Nine days ago, everything changed. Thanksgiving dinner became leftovers, the skies got dark, the wind grew cold, and Bryan Adams music filled the air. That’s right; one day after consuming record amounts of food to prove how thankful we are, Americans were ready to hit the malls.
From the day after Thanksgiving (appropriately named Black Friday), until the day after Christmas, we are subject to an audio onslaught of “Santa Baby”, “All I want for Christmas (is you)”, “I saw Mommy kissing Santa Claus”, and “Please Come Home for Christmas”.
I’ve literally heard the Bryan Adams “Christmastime” song four times in the past week (which, by the way, is four songs over my annual Bryan Adams quota). I can’t even buy lipstick without hearing Jingle Bells!
It’s really just the most obvious and annoying symptom of a larger problem which is the rank commercialism surrounding Christmas. I had to go to the mall a few days prior to Thanksgiving and there was already an enormous Christmas tree up, and the windows of the stores were papered with posters with screaming headlines: Open at Midnight Friday! I suppose Cyber Monday is just a way to keep the momentum going.
Of course retailers have to make a living, but COME ON. This is just greed. And what is up with people going to the mall at midnight?
Not everyone is of the Christian faith, and it’s understandable that they do not care to discuss the religious symbolism attached to Jesus’ birth. But almost anyone can appreciate it simply as a time when family and friends can spend time together and enjoy one another’s company. But to marketers, it’s just the disappointing anticlimax to the Holiday Madness sales.
People are encouraged and manipulated to spend by everything from the kitschy commercials and Christmas Tree scented candles, down to the red-and-green decorations that have pervaded every establishment with anything to sell, up to and including gas stations. The sinister underlying message is, of course, that if you don’t spend yourself into bankruptcy, you don’t love your children/girlfriend/brother/etc.
I’m convinced that the owners of the big chains would dress up like Rudolph the Red-Nosed Reindeer and pull shoppers around in a one-horse open sleigh, if they thought it would entice anyone to spend an extra $50.
The irony of it all is that retailers have all but prohibited the use of the word “Christmas”.

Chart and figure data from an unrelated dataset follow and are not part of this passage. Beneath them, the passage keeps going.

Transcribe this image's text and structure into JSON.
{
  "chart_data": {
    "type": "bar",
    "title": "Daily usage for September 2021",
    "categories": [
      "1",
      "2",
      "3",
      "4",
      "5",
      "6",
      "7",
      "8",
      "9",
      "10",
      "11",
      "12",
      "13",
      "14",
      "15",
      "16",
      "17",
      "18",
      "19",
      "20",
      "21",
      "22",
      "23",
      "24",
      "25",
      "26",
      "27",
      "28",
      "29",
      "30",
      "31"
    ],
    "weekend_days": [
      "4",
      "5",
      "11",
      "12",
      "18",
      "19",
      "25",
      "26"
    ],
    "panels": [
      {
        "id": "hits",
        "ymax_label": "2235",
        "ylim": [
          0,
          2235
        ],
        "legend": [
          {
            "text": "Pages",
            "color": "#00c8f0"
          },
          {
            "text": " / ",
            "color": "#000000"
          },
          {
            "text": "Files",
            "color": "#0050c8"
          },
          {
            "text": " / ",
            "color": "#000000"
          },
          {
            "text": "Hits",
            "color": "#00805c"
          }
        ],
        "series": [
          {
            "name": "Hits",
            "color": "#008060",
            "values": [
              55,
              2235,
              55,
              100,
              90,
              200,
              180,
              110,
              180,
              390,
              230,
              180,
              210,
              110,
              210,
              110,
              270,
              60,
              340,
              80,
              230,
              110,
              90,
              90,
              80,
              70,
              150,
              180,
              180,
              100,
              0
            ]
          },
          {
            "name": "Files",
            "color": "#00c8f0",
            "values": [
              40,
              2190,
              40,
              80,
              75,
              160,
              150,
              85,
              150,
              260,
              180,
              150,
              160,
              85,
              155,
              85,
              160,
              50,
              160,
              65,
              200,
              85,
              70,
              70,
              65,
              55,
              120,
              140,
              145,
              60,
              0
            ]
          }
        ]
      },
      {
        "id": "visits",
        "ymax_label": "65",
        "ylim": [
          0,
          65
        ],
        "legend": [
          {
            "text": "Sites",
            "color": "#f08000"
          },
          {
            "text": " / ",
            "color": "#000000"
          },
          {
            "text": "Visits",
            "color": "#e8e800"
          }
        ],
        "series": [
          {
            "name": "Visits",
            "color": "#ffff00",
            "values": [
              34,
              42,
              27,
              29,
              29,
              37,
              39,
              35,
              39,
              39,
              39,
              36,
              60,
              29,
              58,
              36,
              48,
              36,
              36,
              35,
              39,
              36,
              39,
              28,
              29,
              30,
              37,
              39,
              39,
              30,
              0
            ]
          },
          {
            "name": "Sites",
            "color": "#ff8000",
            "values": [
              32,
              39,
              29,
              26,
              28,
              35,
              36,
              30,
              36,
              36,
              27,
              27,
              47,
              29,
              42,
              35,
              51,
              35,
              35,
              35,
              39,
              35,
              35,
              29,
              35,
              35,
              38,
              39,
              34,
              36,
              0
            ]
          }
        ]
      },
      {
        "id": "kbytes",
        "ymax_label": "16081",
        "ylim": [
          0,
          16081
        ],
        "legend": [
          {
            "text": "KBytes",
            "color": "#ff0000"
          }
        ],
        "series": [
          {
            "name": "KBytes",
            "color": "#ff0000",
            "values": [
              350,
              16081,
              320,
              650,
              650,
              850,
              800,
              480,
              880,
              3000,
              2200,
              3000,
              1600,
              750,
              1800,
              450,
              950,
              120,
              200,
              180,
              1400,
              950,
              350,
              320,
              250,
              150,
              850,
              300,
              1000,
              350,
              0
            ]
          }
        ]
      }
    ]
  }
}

The Politically Correct police have deemed it unacceptable to use the word, since it is not inclusive and someone might be offended by it (somehow). Instead they go the generic “Happy Holidays” route. I must say, I find the Happy Holidays expression to be peculiarly irritating. If you are a retailer, you’re betting the farm on being able to exploit Christmas every year. It’s a little over-the-top to simultaneously ban the word from being spoken.
While I’m not necessarily Rocking around the Christmas Tree throughout December, or rushing home every night to roast chestnuts over an open fire, I will admit there are some man-made aspects of the holiday season I love. Christmas wouldn’t be Christmas without Ralphie in A Christmas Story, and I watch It’s a Wonderful Life every year.
The word of the day is flagellate. As in, I would prefer self-flagellation to shopping at midnight on Black Friday.